The predominant rating in most studies of medium to high quality clearly shows that there is video content on YouTube that is of high enough standard to be employed as educational resources. Along with this, there is a proportion of excellent quality videos (range 8 - 37.5%), that are likely as high standard as any resources provided by academic institutions. This is already reflected by the high rates of usage by surgical learners. It does have to be acknowledged that highest rating in two studies and second highest rating in all other studies was low quality (range 10 - 53.8%).

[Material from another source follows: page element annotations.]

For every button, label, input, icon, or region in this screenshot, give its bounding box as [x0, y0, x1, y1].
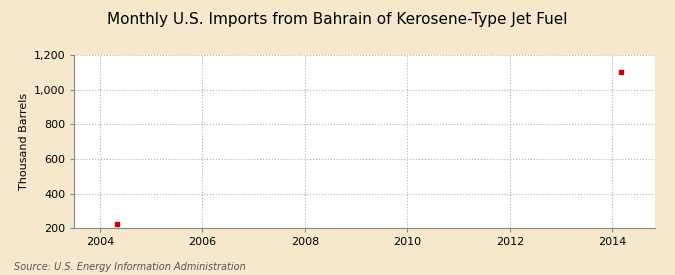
- Y-axis label: Thousand Barrels: Thousand Barrels: [20, 93, 30, 190]
- Text: Source: U.S. Energy Information Administration: Source: U.S. Energy Information Administ…: [14, 262, 245, 272]
- Text: Monthly U.S. Imports from Bahrain of Kerosene-Type Jet Fuel: Monthly U.S. Imports from Bahrain of Ker…: [107, 12, 568, 28]
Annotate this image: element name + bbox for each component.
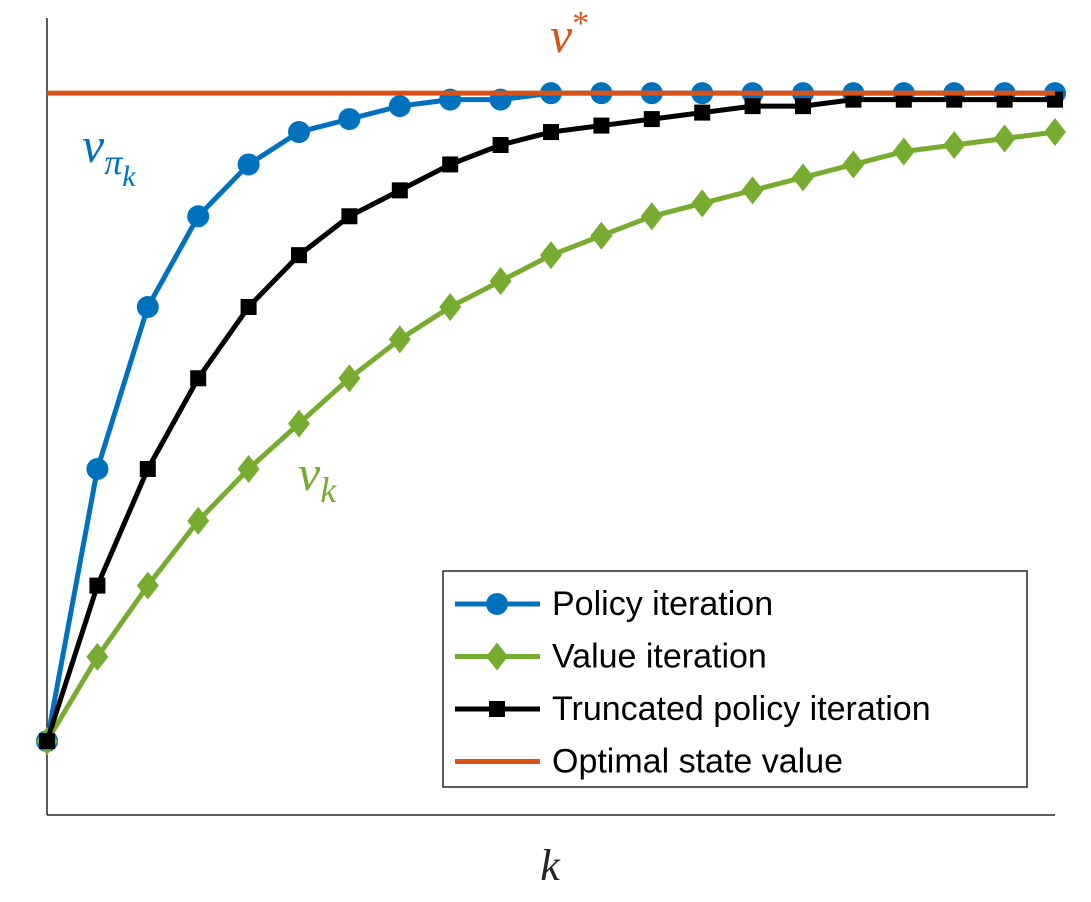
marker — [89, 577, 106, 594]
marker — [237, 153, 260, 176]
marker — [643, 111, 660, 128]
marker — [795, 98, 811, 115]
marker — [288, 409, 310, 438]
marker — [486, 593, 508, 615]
marker — [139, 460, 156, 477]
marker — [593, 117, 610, 134]
marker — [590, 221, 613, 250]
marker — [486, 642, 508, 671]
marker — [842, 150, 865, 179]
annotation-text: v — [550, 7, 573, 63]
marker — [187, 506, 210, 535]
annotation-sub: π — [104, 142, 123, 182]
annotation-text: v — [298, 445, 321, 501]
marker — [691, 189, 714, 218]
annotation: vk — [298, 445, 337, 510]
marker — [388, 95, 411, 118]
legend-label: Policy iteration — [552, 585, 773, 623]
x-label: k — [540, 841, 561, 890]
marker — [86, 642, 109, 671]
marker — [1044, 118, 1066, 147]
marker — [744, 98, 761, 115]
marker — [640, 202, 663, 231]
marker — [86, 457, 109, 480]
annotation-sub: k — [320, 470, 337, 510]
legend-label: Truncated policy iteration — [552, 690, 931, 728]
annotation-subsub: k — [122, 160, 136, 193]
marker — [136, 571, 159, 600]
marker — [439, 292, 462, 321]
marker — [39, 733, 55, 750]
marker — [240, 298, 257, 315]
marker — [338, 364, 361, 393]
marker — [492, 137, 509, 154]
marker — [540, 241, 562, 270]
marker — [187, 205, 210, 228]
marker — [943, 131, 966, 160]
marker — [442, 156, 459, 173]
marker — [341, 208, 358, 225]
annotation: v* — [550, 5, 589, 63]
marker — [489, 267, 512, 296]
marker — [136, 295, 159, 318]
annotation-text: v — [82, 117, 105, 173]
marker — [993, 124, 1016, 153]
marker — [338, 108, 361, 131]
marker — [694, 104, 711, 121]
annotation-sup: * — [572, 5, 589, 42]
marker — [288, 121, 310, 144]
marker — [741, 176, 764, 205]
legend-label: Optimal state value — [552, 742, 843, 780]
marker — [391, 182, 408, 199]
legend-label: Value iteration — [552, 637, 767, 675]
marker — [190, 370, 207, 387]
marker — [388, 325, 411, 354]
marker — [892, 137, 915, 166]
annotation: vπk — [82, 117, 136, 193]
marker — [291, 247, 307, 264]
legend-box — [442, 570, 1028, 788]
marker — [792, 163, 814, 192]
marker — [237, 454, 260, 483]
marker — [489, 701, 505, 717]
marker — [543, 124, 559, 141]
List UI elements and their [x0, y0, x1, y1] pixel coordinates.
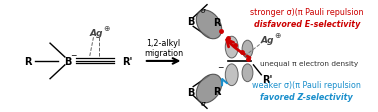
Text: 1,2-alkyl: 1,2-alkyl — [147, 39, 181, 48]
Ellipse shape — [225, 37, 238, 58]
Text: R': R' — [122, 56, 132, 66]
Text: −: − — [71, 51, 77, 60]
Ellipse shape — [196, 75, 222, 103]
Text: B: B — [64, 56, 71, 66]
Text: stronger σ)(π Pauli repulsion: stronger σ)(π Pauli repulsion — [250, 8, 364, 17]
Text: R: R — [213, 86, 221, 96]
Ellipse shape — [225, 64, 238, 86]
Text: R: R — [25, 56, 32, 66]
Text: Ag: Ag — [260, 35, 274, 44]
Ellipse shape — [242, 41, 253, 58]
Text: B: B — [187, 17, 195, 27]
Text: migration: migration — [144, 48, 183, 57]
Text: disfavored E-selectivity: disfavored E-selectivity — [254, 20, 360, 29]
Text: σ: σ — [201, 100, 205, 106]
Text: ⊕: ⊕ — [103, 24, 110, 33]
Text: B: B — [187, 87, 195, 97]
Text: R: R — [213, 18, 221, 28]
Text: Ag: Ag — [90, 29, 103, 38]
Text: R': R' — [262, 74, 273, 84]
Text: unequal π electron density: unequal π electron density — [260, 60, 358, 66]
Ellipse shape — [196, 11, 222, 39]
Text: σ: σ — [201, 8, 205, 13]
Text: favored Z-selectivity: favored Z-selectivity — [260, 92, 353, 101]
Text: weaker σ)(π Pauli repulsion: weaker σ)(π Pauli repulsion — [252, 80, 361, 89]
Text: ⊕: ⊕ — [274, 30, 280, 39]
Text: −: − — [217, 63, 223, 72]
Ellipse shape — [242, 64, 253, 82]
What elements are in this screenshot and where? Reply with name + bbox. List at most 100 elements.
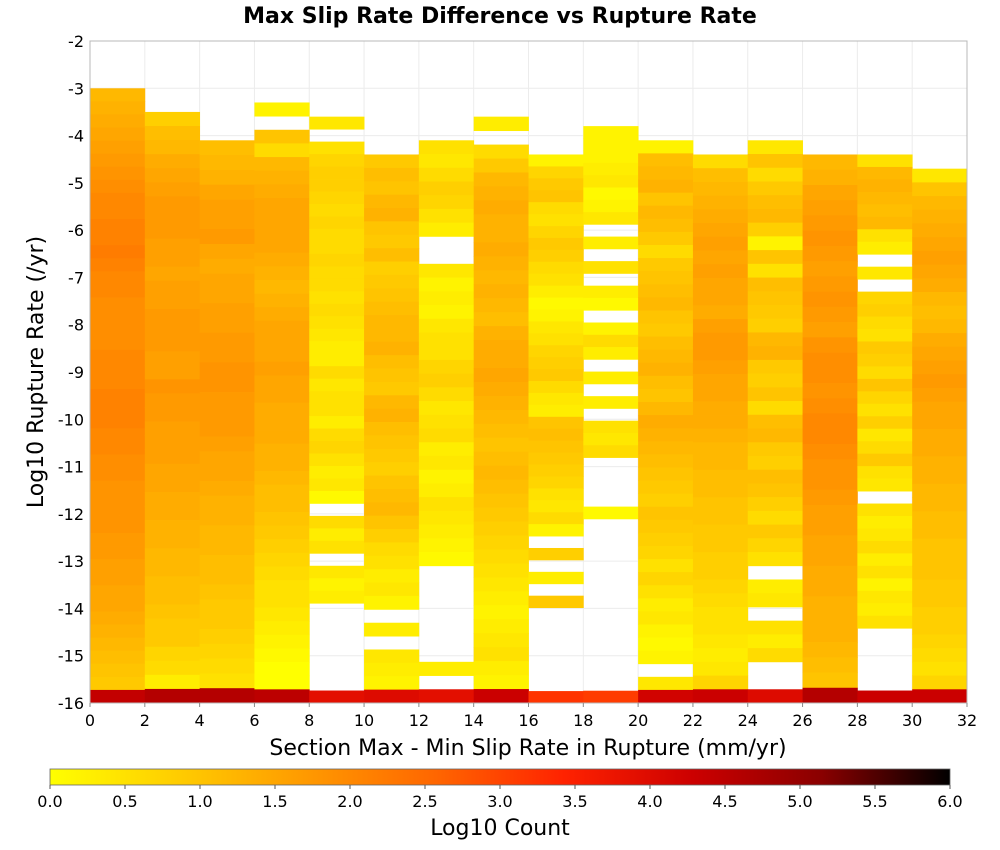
heatmap-cell xyxy=(199,214,255,230)
heatmap-cell xyxy=(90,205,146,220)
heatmap-cell xyxy=(747,140,803,155)
heatmap-cell xyxy=(528,571,584,585)
heatmap-cell xyxy=(309,515,365,529)
heatmap-cell xyxy=(90,637,146,652)
heatmap-cell xyxy=(90,297,146,312)
x-tick-label: 2 xyxy=(140,711,150,730)
heatmap-cell xyxy=(90,258,146,272)
heatmap-cell xyxy=(90,140,146,155)
heatmap-cell xyxy=(254,634,310,649)
heatmap-cell xyxy=(528,452,584,465)
heatmap-cell xyxy=(528,154,584,167)
heatmap-cell xyxy=(583,690,639,704)
heatmap-cell xyxy=(747,195,803,210)
heatmap-cell xyxy=(473,116,529,132)
y-tick-label: -2 xyxy=(68,32,84,51)
heatmap-cell xyxy=(473,661,529,676)
colorbar-tick-label: 0.5 xyxy=(112,792,137,811)
heatmap-cell xyxy=(912,538,968,553)
heatmap-cell xyxy=(692,579,749,594)
heatmap-cell xyxy=(199,406,255,423)
heatmap-cell xyxy=(309,540,365,554)
heatmap-cell xyxy=(912,552,968,567)
heatmap-cell xyxy=(90,245,146,259)
heatmap-cell xyxy=(692,456,749,471)
heatmap-cell xyxy=(528,166,584,179)
heatmap-cell xyxy=(747,455,803,471)
y-tick-label: -11 xyxy=(58,458,84,477)
heatmap-cell xyxy=(309,465,365,479)
heatmap-cell xyxy=(418,154,475,169)
heatmap-cell xyxy=(199,643,255,659)
heatmap-cell xyxy=(528,237,584,251)
heatmap-cell xyxy=(692,181,749,197)
heatmap-cell xyxy=(418,428,475,443)
heatmap-cell xyxy=(473,563,529,578)
heatmap-cell xyxy=(473,605,529,620)
heatmap-cell xyxy=(199,554,255,571)
heatmap-cell xyxy=(473,619,529,634)
heatmap-cell xyxy=(912,209,968,224)
heatmap-cell xyxy=(528,214,584,227)
x-axis-ticks: 0 2 4 6 8 10 12 14 16 18 20 22 24 26 28 30 32 xyxy=(85,703,977,730)
heatmap-cell xyxy=(802,474,858,491)
heatmap-cell xyxy=(747,552,803,567)
heatmap-cell xyxy=(144,280,201,296)
heatmap-cell xyxy=(144,365,201,380)
heatmap-cell xyxy=(638,153,694,167)
heatmap-cell xyxy=(583,420,639,434)
heatmap-cell xyxy=(199,436,255,452)
heatmap-cell xyxy=(747,401,803,416)
heatmap-cell xyxy=(473,409,529,425)
heatmap-cell xyxy=(144,111,201,127)
x-tick-label: 12 xyxy=(409,711,429,730)
heatmap-cell xyxy=(418,359,475,375)
heatmap-cell xyxy=(473,535,529,550)
heatmap-cell xyxy=(90,506,146,521)
heatmap-cell xyxy=(692,428,749,443)
heatmap-cell xyxy=(144,252,201,268)
heatmap-cell xyxy=(528,202,584,215)
heatmap-cell xyxy=(747,373,803,388)
heatmap-cell xyxy=(254,293,310,308)
heatmap-cell xyxy=(857,353,913,367)
heatmap-cell xyxy=(857,553,913,567)
heatmap-cell xyxy=(583,138,639,152)
heatmap-cell xyxy=(583,297,639,311)
colorbar-tick-label: 1.0 xyxy=(187,792,212,811)
y-tick-label: -6 xyxy=(68,221,84,240)
heatmap-cell xyxy=(364,676,420,691)
heatmap-cell xyxy=(254,593,310,608)
heatmap-cell xyxy=(528,333,584,346)
x-tick-label: 4 xyxy=(195,711,205,730)
heatmap-cell xyxy=(692,195,749,210)
heatmap-cell xyxy=(364,181,420,196)
heatmap-cell xyxy=(309,578,365,592)
heatmap-cell xyxy=(309,203,365,217)
heatmap-cell xyxy=(857,516,913,529)
heatmap-cell xyxy=(364,274,420,289)
heatmap-cell xyxy=(199,421,255,437)
heatmap-cell xyxy=(364,288,420,303)
heatmap-cell xyxy=(638,532,694,547)
heatmap-cell xyxy=(199,199,255,215)
heatmap-cell xyxy=(802,550,858,567)
heatmap-cell xyxy=(199,347,255,363)
heatmap-cell xyxy=(418,689,475,704)
heatmap-cell xyxy=(199,332,255,349)
heatmap-cell xyxy=(692,511,749,526)
colorbar xyxy=(49,768,951,786)
heatmap-cell xyxy=(418,277,475,292)
heatmap-cell xyxy=(857,154,913,168)
heatmap-cell xyxy=(912,565,968,581)
heatmap-cell xyxy=(912,428,968,444)
heatmap-cell xyxy=(364,649,420,664)
heatmap-cell xyxy=(473,353,529,369)
heatmap-cell xyxy=(638,467,694,481)
heatmap-cell xyxy=(254,525,310,540)
heatmap-cell xyxy=(473,186,529,201)
heatmap-cell xyxy=(364,569,420,583)
heatmap-cell xyxy=(364,435,420,450)
heatmap-cell xyxy=(912,415,968,430)
heatmap-cell xyxy=(638,519,694,534)
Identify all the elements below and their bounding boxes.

This does highlight the issues raised by many educators of poor-quality videos being employed for teaching purposes and the unselected use of videos on YouTube could have a detrimental effect on learning.

Attempting to navigate through the amount of content on YouTube to identify good quality content is difficult, one study found only 6.6% of videos identified in a search were relevant10 and while appraising academic articles is a routine part of medical training and practice, this is not the case for video appraisal. The results of this review do highlight some useful points that both learners and trainers can use to help identify the better-quality videos. The use of commentary and narration in a video appears to be one of the best indicators of good quality videos, having been identified independently across multiple studies, it is also a criterion used within the LAP-VEGaS guidelines. The source of a video is important, with videos created by specialists in their field potentially providing the best quality, it is however difficult to identify the affiliations of a source easily. The metrics on each video provided by YouTube have very mixed results when looking at the association with video quality, most appear to have no relationship with the quality of the content, however the ratio of likes to dislikes may be a criterion that learners could use to guide them to better quality videos as it has been identified in several studies but it should be noted that other studies have not found any association.

The limitations of this review are found in the heterogeneity of the studies included, most studies have used their own criteria to establish the quality of videos and not a validated score. This raises questions of the reliability of results from those studies and how the results can be extrapolated. The major issue with using set criteria from the learner is that it may not acknowledge the intent of the video creator.

Conclusion

There is good quality educational content for surgical specialties on YouTube. However, the issue is how teachers and learners can easily identify these videos and thus maximise the learning potential of YouTube. Further research needs to be done to establish how YouTube can be utilised for education in surgery and we within the surgical field need to become more familiar with identifying high quality educational video content.